La mia generazione, nata al’alba degli anni ’70, deve alla musica di Franco Battiato (1945-2021) gli occhi per guardare con privilegio il Medio Oriente. La colonna sonora del mio primo giorno delle elementari fu L’era del cinghiale bianco, che impazzava da una radio libera all’altra. Il maestro siciliano, per quella bizzarra capigliatura, mi faceva sorridere quando la domenica pomeriggio sbucava sul palco di Discoring, la trasmissione musicale di Gianni Boncompagni.
La mia infanzia, a livello mediatico, è stata segnata dalle bombe che cadevano su Beirut e gli schizzi di sangue della faida tra israeliani e palestinesi. Con il tempo il canzoniere di Franco Battiato ha accorciato le distanze tra me e i miei coetanei di allora, finiti in disgrazia nel Medio Oriente turbolento: bambini, orfani di guerra, cresciuti sotto i lampi dei bombardamenti, a cui era stato sottratto il diritto allo studio per essere allevati con elmetti e fucili, come se non ci fosse via d’uscita dall’odio.
La musica di Battiato si è rivelata un varco provilegiato per quelli come me, i cui studi linguistici di impronta europeista non agevolavano il contatto con l’emisfero arabo. Brani come Da Oriente ad Occidente, Pasqua Etiopie, L’Egitto prima delle sabbie, Arabian Song, E ti vengo a cercare, sono state pure illuminazioni.
Meditazioni musicali che mi hanno fatto volare, prima di inserirle nella lista del mio giro del mondo, nella Teheran delle contraddizioni della rivoluzione di Khomeini, nella Gerusalemme crocevia di religioni e culture milleniare, nel Cairo del passaggio controverso del potere da Sadat a Mubarak.

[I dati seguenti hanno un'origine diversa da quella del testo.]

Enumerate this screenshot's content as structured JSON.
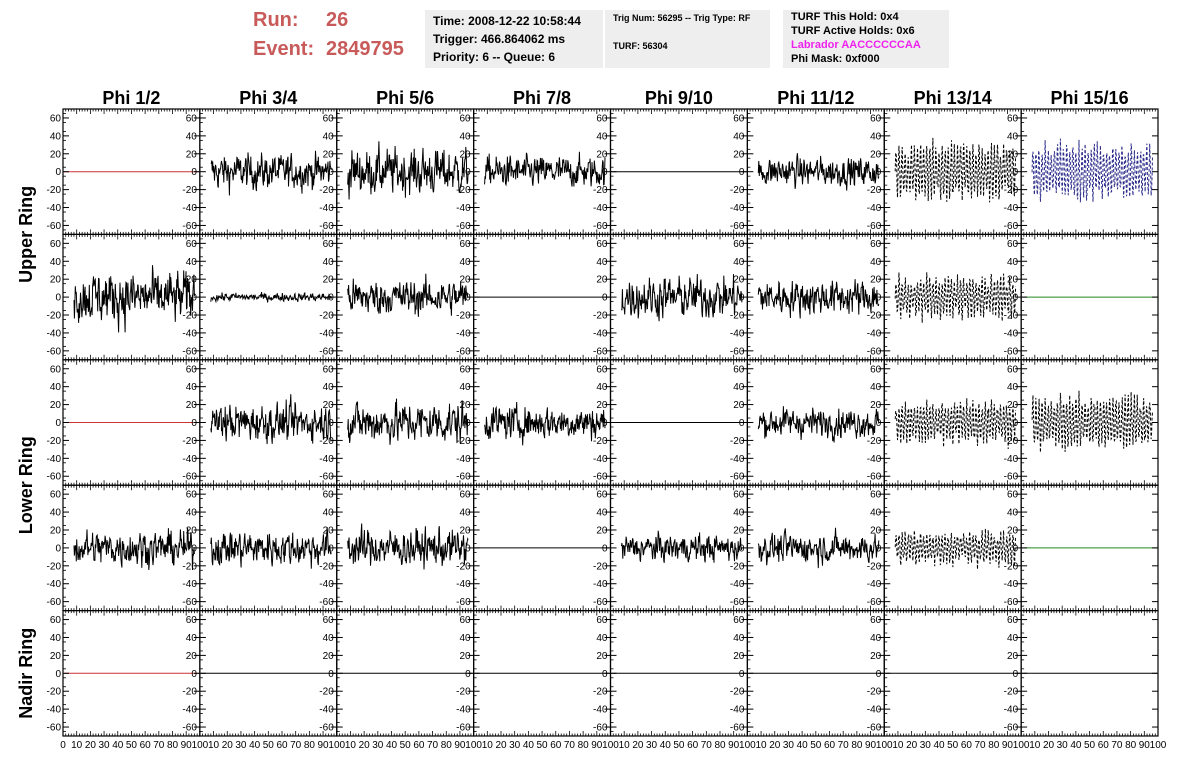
{
  "header": {
    "run_label": "Run:",
    "run_value": "26",
    "event_label": "Event:",
    "event_value": "2849795",
    "box1": [
      "Time: 2008-12-22 10:58:44",
      "Trigger: 466.864062 ms",
      "Priority: 6 -- Queue: 6"
    ],
    "box2": [
      "Trig Num: 56295 -- Trig Type: RF",
      "TURF: 56304"
    ],
    "box3": [
      "TURF This Hold: 0x4",
      "TURF Active Holds: 0x6",
      "Labrador AACCCCCCAA",
      "Phi Mask: 0xf000"
    ],
    "labrador_color": "#ee22ee"
  },
  "chart_data": {
    "type": "line",
    "columns": [
      "Phi 1/2",
      "Phi 3/4",
      "Phi 5/6",
      "Phi 7/8",
      "Phi 9/10",
      "Phi 11/12",
      "Phi 13/14",
      "Phi 15/16"
    ],
    "rows": [
      "Upper Ring",
      "Lower Ring",
      "Nadir Ring"
    ],
    "ylim": [
      -70,
      70
    ],
    "yticks": [
      -60,
      -40,
      -20,
      0,
      20,
      40,
      60
    ],
    "xlim": [
      0,
      100
    ],
    "xtick_labels": [
      "0",
      "10",
      "20",
      "30",
      "40",
      "50",
      "60",
      "70",
      "80",
      "90",
      "100"
    ],
    "style_colors": {
      "flat_red": "#cc3333",
      "flat_green": "#228822",
      "noise": "#000000",
      "dashed_black": "#000000",
      "dashed_blue": "#2a2a8a"
    },
    "panels": [
      [
        {
          "kind": "flat",
          "color": "flat_red"
        },
        {
          "kind": "noise",
          "amp": 17
        },
        {
          "kind": "noise",
          "amp": 22
        },
        {
          "kind": "noise",
          "amp": 15
        },
        {
          "kind": "flat",
          "color": "noise"
        },
        {
          "kind": "noise",
          "amp": 14
        },
        {
          "kind": "dashed",
          "amp": 30,
          "color": "dashed_black"
        },
        {
          "kind": "dashed",
          "amp": 30,
          "color": "dashed_blue"
        }
      ],
      [
        {
          "kind": "noise",
          "amp": 25
        },
        {
          "kind": "noise",
          "amp": 4
        },
        {
          "kind": "noise",
          "amp": 17
        },
        {
          "kind": "flat",
          "color": "noise"
        },
        {
          "kind": "noise",
          "amp": 20
        },
        {
          "kind": "noise",
          "amp": 17
        },
        {
          "kind": "dashed",
          "amp": 22,
          "color": "dashed_black"
        },
        {
          "kind": "flat",
          "color": "flat_green"
        }
      ],
      [
        {
          "kind": "flat",
          "color": "flat_red"
        },
        {
          "kind": "noise",
          "amp": 18
        },
        {
          "kind": "noise",
          "amp": 20
        },
        {
          "kind": "noise",
          "amp": 16
        },
        {
          "kind": "flat",
          "color": "noise"
        },
        {
          "kind": "noise",
          "amp": 14
        },
        {
          "kind": "dashed",
          "amp": 22,
          "color": "dashed_black"
        },
        {
          "kind": "dashed",
          "amp": 28,
          "color": "dashed_black"
        }
      ],
      [
        {
          "kind": "noise",
          "amp": 17
        },
        {
          "kind": "noise",
          "amp": 17
        },
        {
          "kind": "noise",
          "amp": 18
        },
        {
          "kind": "flat",
          "color": "noise"
        },
        {
          "kind": "noise",
          "amp": 13
        },
        {
          "kind": "noise",
          "amp": 14
        },
        {
          "kind": "dashed",
          "amp": 18,
          "color": "dashed_black"
        },
        {
          "kind": "flat",
          "color": "flat_green"
        }
      ],
      [
        {
          "kind": "flat",
          "color": "flat_red"
        },
        {
          "kind": "flat",
          "color": "noise"
        },
        {
          "kind": "flat",
          "color": "noise"
        },
        {
          "kind": "flat",
          "color": "noise"
        },
        {
          "kind": "flat",
          "color": "noise"
        },
        {
          "kind": "flat",
          "color": "noise"
        },
        {
          "kind": "flat",
          "color": "noise"
        },
        {
          "kind": "flat",
          "color": "noise"
        }
      ]
    ]
  }
}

Le canzoni più filo-orientali di Battiato sono state la colonna sonora della mia lettura di Persepolis, graphic novel della fumettista iraniana Marjane Satrapi, o del mio viaggio verso Istanbul, su un autobus che dai Balcani mi catapultò sotto una delle porte che si aprivano sul Medio Oriente.

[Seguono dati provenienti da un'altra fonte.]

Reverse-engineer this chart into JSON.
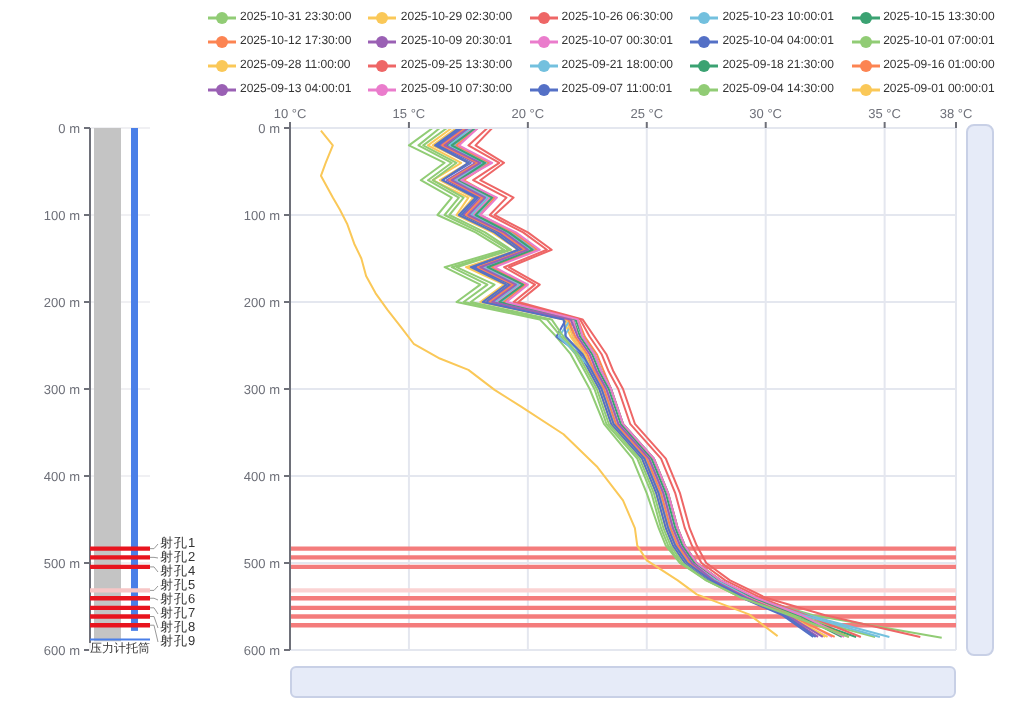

In quel ferragosto del 2009 in Turchia c’erano 1.400 chilometri che mi separavano dall’Iraq. Eppure la cover di Battiato di Fogh in Nakhal, canzone tradizione irachena udita nei pressi del Gran Bazar di Istanbul, cancellò improvvisamente le distanze e profetizzò ciò che avrei vissuto pochi anni dopo a Ground Zero: io e una studentessa irachena in una preghiera laica per le vittime dell’11 settembre.
L’opera di Battiato, complessa e multiforme tra filosofia, meditazione, religione, spiritualità e musica, ha il merito di aver abbattuto tanti muri, inclusi quelli dei malefici pregiudizi, senza cui la mia generazione non avrebbe fatto il suo passaggio in Medio Oriente: oggi la sua scomparsa, sotto le bombe del nuovo millennio tra Israele e Palestina, sembra chiudere il cerchio di una pace che tarda ad arrivare, anzi che forse mai arriverà.
Agli altri l’affanno di etichettare Franco Battiato e la sua opera. Il ricordo della mia intervista a Milano una quindicina d’anni fa mi costringono a fare altro: lasciare galleggiare le sensazioni di quei momenti, come se davanti a me nel camerino ci fosse stato un essere del cosmo passato sulla terra, la cui generosità e spiritualità hanno reso la sua opera uno dei più grandi lasciti artistici in Italia.